ST. JOSEPH, Mo. — The Kansas City Chiefs officially opened their eight training camp at Missouri Western State University in St. Joseph Thursday, and the team expects a decision soon whether it plans to return in 2018.
“Our intention is to come back,” Chiefs president Mark Donovan said about returning to St. Joseph for another season.
“We’ll know what we’re doing for next year within three weeks after camp this year,” he said.
Missouri Western president Robert Vartabedian said the university remains committed to keeping the Chiefs on campus.
“I think on this negotiation we should be able to move pretty quickly,” Vartabedian said. “We’re very supportive of it and it sounds like the Chiefs are as well.”
The Chiefs moved their training camp to St. Joseph in 2010, signing a five-year partnership agreement with the university. The two sides renewed the agreement in 2015 for three more years through 2017. That deal includes two one-year mutual options for the 2018 and 2019 seasons.
Vartabedian said serving as summer home for the Chiefs remains a point of pride for the university. He said more than 250,000 fans have traveled to St. Joseph for training camp over the past seven years.
“I’m hopeful that we can continue to the relationship,” Vartabedian said.
The decision on remaining in St. Joseph comes at a time with NFL teams increasingly moving training camp to their own facilities. Donovan said both formats offer benefits and disadvantages.
Incumbency remains the biggest advantage in the university’s favor.
“Every single minute of camp is critical to us on the football operation,” he said. “And these guys understand that.”
The Chiefs continue exploring their options, Donovan explained, but the team enjoys the familiarity, consistency and efficiency of the university setting.
“I think it would be tough for somebody to come in and wow us and take it away from here.”
Donovan said head coach Andy Reid and general manager Brett Veach favor camp in St. Joseph.
“Andy loves it, I’ve talked to him directly about it,” Donovan said. “Brett likes it. He likes the fact that we get away when we get together. It means a lot to the players.”

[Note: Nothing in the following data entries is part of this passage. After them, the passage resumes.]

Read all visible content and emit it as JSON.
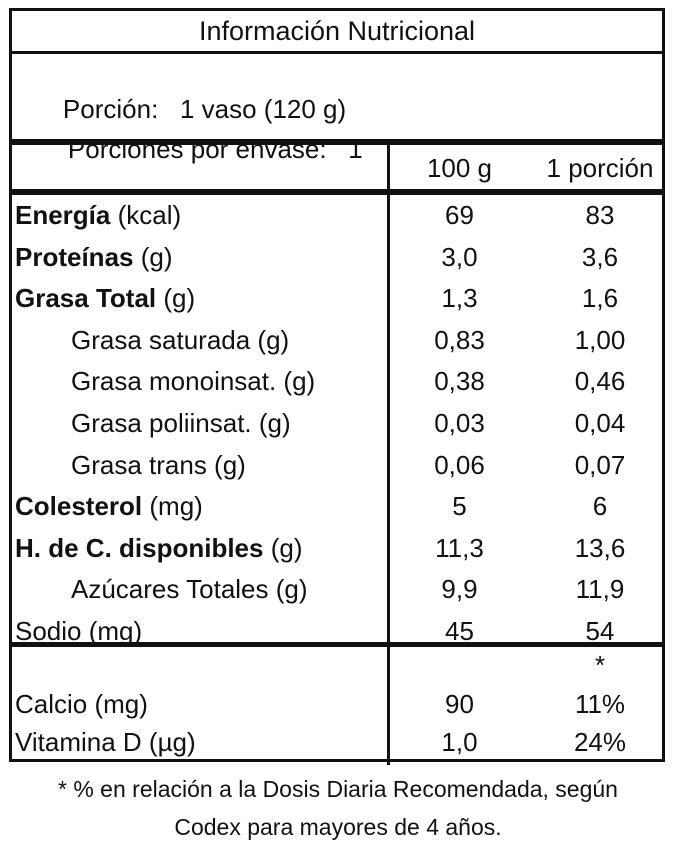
{
  "title": "Información Nutricional",
  "serving": {
    "porcion_label": "Porción:",
    "porcion_value": "1 vaso (120 g)",
    "porciones_label": "Porciones por envase:",
    "porciones_value": "1"
  },
  "columns": {
    "col1": "100 g",
    "col2": "1 porción"
  },
  "rows": [
    {
      "bold": "Energía",
      "unit": " (kcal)",
      "v1": "69",
      "v2": "83",
      "indent": false
    },
    {
      "bold": "Proteínas",
      "unit": " (g)",
      "v1": "3,0",
      "v2": "3,6",
      "indent": false
    },
    {
      "bold": "Grasa Total",
      "unit": " (g)",
      "v1": "1,3",
      "v2": "1,6",
      "indent": false
    },
    {
      "bold": "",
      "unit": "Grasa saturada (g)",
      "v1": "0,83",
      "v2": "1,00",
      "indent": true
    },
    {
      "bold": "",
      "unit": "Grasa monoinsat. (g)",
      "v1": "0,38",
      "v2": "0,46",
      "indent": true
    },
    {
      "bold": "",
      "unit": "Grasa poliinsat. (g)",
      "v1": "0,03",
      "v2": "0,04",
      "indent": true
    },
    {
      "bold": "",
      "unit": "Grasa trans (g)",
      "v1": "0,06",
      "v2": "0,07",
      "indent": true
    },
    {
      "bold": "Colesterol",
      "unit": " (mg)",
      "v1": "5",
      "v2": "6",
      "indent": false
    },
    {
      "bold": "H. de C. disponibles",
      "unit": " (g)",
      "v1": "11,3",
      "v2": "13,6",
      "indent": false
    },
    {
      "bold": "",
      "unit": "Azúcares Totales (g)",
      "v1": "9,9",
      "v2": "11,9",
      "indent": true
    },
    {
      "bold": "",
      "unit": "Sodio (mg)",
      "v1": "45",
      "v2": "54",
      "indent": false
    }
  ],
  "micro_marker": "*",
  "micro_rows": [
    {
      "name": "Calcio (mg)",
      "v1": "90",
      "v2": "11%"
    },
    {
      "name": "Vitamina D (µg)",
      "v1": "1,0",
      "v2": "24%"
    }
  ],
  "footnote": {
    "line1": "* % en relación a la Dosis Diaria Recomendada, según",
    "line2": "Codex para mayores de 4 años."
  }
}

Donovan and Vartabedian agree the early years of camp proved rocky at times with both the club and the school learning lessons on managing the needs of players, coaches and team employees as well as university students and employees in addition to fans traveling from Kansas City.
Vartabedian offered an example from this year’s camp in how the university works toward improving the fan experience. The Missouri Department of Transportation (MODOT) planned bridge repair work along Interstate 29 during training camp that would led to lengthy travel delays.
The university successfully lobbied MODOT to delay construction until later this summer.
“They knew how important this was to us, so they postponed it until after the camp is over,” Vartabedian said.
Vartabedian said the university would certainly executive its option for next season, but he also remains open to negotiating a longer team deal for 2018 and beyond.
“I’m very much open to that,” Vartabedian said. “We can that on the table when we sit down to talk.”